Update output metadata on finalize

bcdev / nc2zarr

A Python tool that converts NetCDF files to Zarr format

MIT License

9 stars 3 forks source link

Update output metadata on finalize #42

Closed forman closed 3 years ago

forman commented 3 years ago

Closes #20 Closes #34

Whether to adjust output metadata (global attributes) after the last write/append can now be forced by the new output.adjust_metadata setting whose default is false. If set to true, this will adjust the following metadata attributes

"history"
"source"
"time_coverage_start"
"time_coverage_end"

In addition, extra metadata (global attributes) can now be added after the last write/append using the new setting output.metadata whose value is a mapping from attribute names to values.

The above functionality is also reflected in two new CLI options --adjust-metadata and --finalize-only. In combination, they can be used to later adjust metadata in already existing Zarr datasets.

pont-us commented 3 years ago

This wouldn't work for the CMEMS CHL data: its metadata looks like this:

start_date: 2020-04-04
stop_date: 2020-04-04
start_time: 08:00:00 UTC
stop_time: 14:00:00 UTC

I haven't tested the PR with these datasets yet, but as far as I can see from the source it would ignore the _date keys and overwrite the _time keys with %Y-%m-%d %H:%M:%S-formatted strings.

Also, what about spatial metadata?
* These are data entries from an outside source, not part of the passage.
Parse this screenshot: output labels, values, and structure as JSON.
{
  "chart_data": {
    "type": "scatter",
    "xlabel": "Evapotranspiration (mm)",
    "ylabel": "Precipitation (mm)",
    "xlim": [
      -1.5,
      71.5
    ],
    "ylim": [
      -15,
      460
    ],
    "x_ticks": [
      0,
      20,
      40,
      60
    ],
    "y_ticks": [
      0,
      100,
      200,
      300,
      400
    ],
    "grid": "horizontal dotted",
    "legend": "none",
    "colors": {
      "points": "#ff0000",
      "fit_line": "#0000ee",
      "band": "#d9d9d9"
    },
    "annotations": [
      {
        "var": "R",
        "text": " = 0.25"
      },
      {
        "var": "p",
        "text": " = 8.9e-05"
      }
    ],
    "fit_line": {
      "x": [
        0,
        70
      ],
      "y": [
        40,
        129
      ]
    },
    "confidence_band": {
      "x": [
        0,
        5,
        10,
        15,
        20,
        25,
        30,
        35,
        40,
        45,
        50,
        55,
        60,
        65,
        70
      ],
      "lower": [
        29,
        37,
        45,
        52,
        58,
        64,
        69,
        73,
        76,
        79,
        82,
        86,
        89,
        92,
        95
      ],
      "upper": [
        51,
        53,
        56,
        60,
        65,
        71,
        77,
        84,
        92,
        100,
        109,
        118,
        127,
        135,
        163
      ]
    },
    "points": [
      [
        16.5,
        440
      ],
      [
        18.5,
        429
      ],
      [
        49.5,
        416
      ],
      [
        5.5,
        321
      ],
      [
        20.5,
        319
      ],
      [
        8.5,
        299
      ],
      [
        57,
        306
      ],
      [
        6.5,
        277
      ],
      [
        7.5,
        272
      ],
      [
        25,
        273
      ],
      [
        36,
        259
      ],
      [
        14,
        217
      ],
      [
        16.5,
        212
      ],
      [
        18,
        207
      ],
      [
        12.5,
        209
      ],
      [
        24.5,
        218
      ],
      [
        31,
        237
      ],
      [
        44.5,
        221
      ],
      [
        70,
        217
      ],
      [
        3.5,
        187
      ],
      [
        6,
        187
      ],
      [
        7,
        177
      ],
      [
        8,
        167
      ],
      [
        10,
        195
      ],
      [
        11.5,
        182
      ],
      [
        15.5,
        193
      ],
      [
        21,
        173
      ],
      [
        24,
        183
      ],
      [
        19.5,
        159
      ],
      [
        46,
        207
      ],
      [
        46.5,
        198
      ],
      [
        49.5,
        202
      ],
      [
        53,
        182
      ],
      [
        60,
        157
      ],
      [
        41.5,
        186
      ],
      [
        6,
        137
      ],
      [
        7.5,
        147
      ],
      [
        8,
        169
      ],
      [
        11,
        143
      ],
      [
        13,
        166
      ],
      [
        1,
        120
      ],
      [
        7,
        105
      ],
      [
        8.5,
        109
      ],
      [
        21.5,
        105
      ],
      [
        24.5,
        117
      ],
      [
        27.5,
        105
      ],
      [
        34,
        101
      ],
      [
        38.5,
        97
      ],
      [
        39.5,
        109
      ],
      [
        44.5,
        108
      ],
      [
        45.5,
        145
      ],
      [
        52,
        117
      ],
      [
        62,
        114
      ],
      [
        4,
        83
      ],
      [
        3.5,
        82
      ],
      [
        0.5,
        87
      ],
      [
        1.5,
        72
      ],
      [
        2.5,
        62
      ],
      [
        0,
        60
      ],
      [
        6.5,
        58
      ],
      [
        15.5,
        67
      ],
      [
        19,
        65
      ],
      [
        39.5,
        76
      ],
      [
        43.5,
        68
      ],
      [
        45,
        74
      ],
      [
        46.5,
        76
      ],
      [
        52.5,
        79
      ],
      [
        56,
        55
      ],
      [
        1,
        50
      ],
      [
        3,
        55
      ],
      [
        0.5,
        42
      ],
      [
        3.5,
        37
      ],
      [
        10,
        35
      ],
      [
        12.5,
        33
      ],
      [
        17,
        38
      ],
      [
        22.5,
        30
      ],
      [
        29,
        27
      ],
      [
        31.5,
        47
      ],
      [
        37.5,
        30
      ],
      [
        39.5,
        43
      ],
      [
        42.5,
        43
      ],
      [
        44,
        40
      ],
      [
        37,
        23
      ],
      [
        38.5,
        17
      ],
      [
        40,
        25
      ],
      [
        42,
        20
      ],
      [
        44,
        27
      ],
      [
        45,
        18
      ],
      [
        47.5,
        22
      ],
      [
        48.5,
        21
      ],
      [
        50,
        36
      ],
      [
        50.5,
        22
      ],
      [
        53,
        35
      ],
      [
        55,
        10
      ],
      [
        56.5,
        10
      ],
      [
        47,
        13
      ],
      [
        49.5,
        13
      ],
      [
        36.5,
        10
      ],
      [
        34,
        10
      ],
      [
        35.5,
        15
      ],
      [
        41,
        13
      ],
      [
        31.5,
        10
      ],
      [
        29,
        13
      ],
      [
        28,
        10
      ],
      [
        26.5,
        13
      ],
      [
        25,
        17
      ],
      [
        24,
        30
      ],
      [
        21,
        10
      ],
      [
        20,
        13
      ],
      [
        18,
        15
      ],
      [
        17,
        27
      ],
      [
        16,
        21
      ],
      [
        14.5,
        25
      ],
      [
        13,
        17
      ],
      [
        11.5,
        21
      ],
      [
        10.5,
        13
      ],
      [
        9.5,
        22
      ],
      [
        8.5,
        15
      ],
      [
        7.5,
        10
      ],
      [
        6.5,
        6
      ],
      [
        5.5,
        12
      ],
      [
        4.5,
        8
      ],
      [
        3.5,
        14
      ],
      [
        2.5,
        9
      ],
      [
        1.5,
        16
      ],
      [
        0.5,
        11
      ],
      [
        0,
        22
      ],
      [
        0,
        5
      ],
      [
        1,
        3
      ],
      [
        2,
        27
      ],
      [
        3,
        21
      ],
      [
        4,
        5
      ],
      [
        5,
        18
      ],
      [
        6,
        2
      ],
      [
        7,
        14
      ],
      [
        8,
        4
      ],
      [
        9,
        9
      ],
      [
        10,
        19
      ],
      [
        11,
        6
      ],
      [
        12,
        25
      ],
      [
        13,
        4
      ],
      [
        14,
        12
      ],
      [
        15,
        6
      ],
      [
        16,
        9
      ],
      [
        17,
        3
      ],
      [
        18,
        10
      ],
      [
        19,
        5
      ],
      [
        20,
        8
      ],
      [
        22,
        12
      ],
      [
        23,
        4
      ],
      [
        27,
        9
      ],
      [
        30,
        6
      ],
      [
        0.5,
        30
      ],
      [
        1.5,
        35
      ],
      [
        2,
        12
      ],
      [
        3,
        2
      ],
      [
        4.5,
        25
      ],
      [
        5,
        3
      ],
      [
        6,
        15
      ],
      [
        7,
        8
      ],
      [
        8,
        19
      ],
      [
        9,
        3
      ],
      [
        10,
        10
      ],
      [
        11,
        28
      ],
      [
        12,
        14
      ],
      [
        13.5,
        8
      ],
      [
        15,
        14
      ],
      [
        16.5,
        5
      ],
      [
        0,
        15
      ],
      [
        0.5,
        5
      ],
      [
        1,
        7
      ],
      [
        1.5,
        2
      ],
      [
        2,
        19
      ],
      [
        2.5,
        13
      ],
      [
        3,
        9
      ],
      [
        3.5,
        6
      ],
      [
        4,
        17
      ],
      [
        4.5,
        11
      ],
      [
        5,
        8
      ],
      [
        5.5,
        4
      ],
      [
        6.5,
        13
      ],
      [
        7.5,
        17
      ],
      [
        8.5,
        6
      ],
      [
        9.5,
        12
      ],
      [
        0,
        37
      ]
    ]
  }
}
Mentioned in #20 but not addressed in this PR as far as I can tell.

forman commented 3 years ago

This wouldn't work for the CMEMS CHL data: its metadata looks like this:
start_date: 2020-04-04
stop_date: 2020-04-04
start_time: 08:00:00 UTC
stop_time: 14:00:00 UTC
I haven't tested the PR with these datasets yet, but as far as I can see from the source it would ignore the _date keys and overwrite the _time keys with %Y-%m-%d %H:%M:%S-formatted strings.

Also, what about spatial metadata? Mentioned in #20 but not addressed in this PR as far as I can tell.

Ok, this is very special, I hate that :) If seen start_time, stop_time pairs often (but then containing datetime value) and your case only once (CMEMS CHL). I then suggest to not touch start_time, stop_time at all and update those with a postprocessor, or maybe a new custom finalizer.

pont-us commented 3 years ago

If seen start_time, stop_time pairs often (but then containing datetime value) and your case only once (CMEMS CHL).

This is the case for all 10 CHL datasets on Creodias -- possible for all 60 CMEMS datasets, but I haven't checked. Then again, that in itself isn't a strong argument against using a custom processor, since the processor only needs to be written once. So I have nothing against externalizing the CMEMS fix-up into a processor, especially since there are probably other unusual cases out there which will have to be handled specially too.

We'll need to implement a new processor hook (separate issue/PR of course). The processor function needs simultaneous access to both the existing dataset and the to-be-appended dataset, which none of the current ones get as far as I know.

forman commented 3 years ago

We'll need to implement a new processor hook (separate issue/PR of course).

Yes.

The processor function needs simultaneous access to both the existing dataset and the to-be-appended dataset,

Why do you need both?

pont-us commented 3 years ago

Why do you need both?

Hmm, actually perhaps not necessary if we're taking the times from the data itself, but I (and the CloudFerros) would also like to be able to calculate from the existing metadata, e.g. updated_start_date = min(old_dataset.attrs.start_date, new_dataset.attrs.start_date).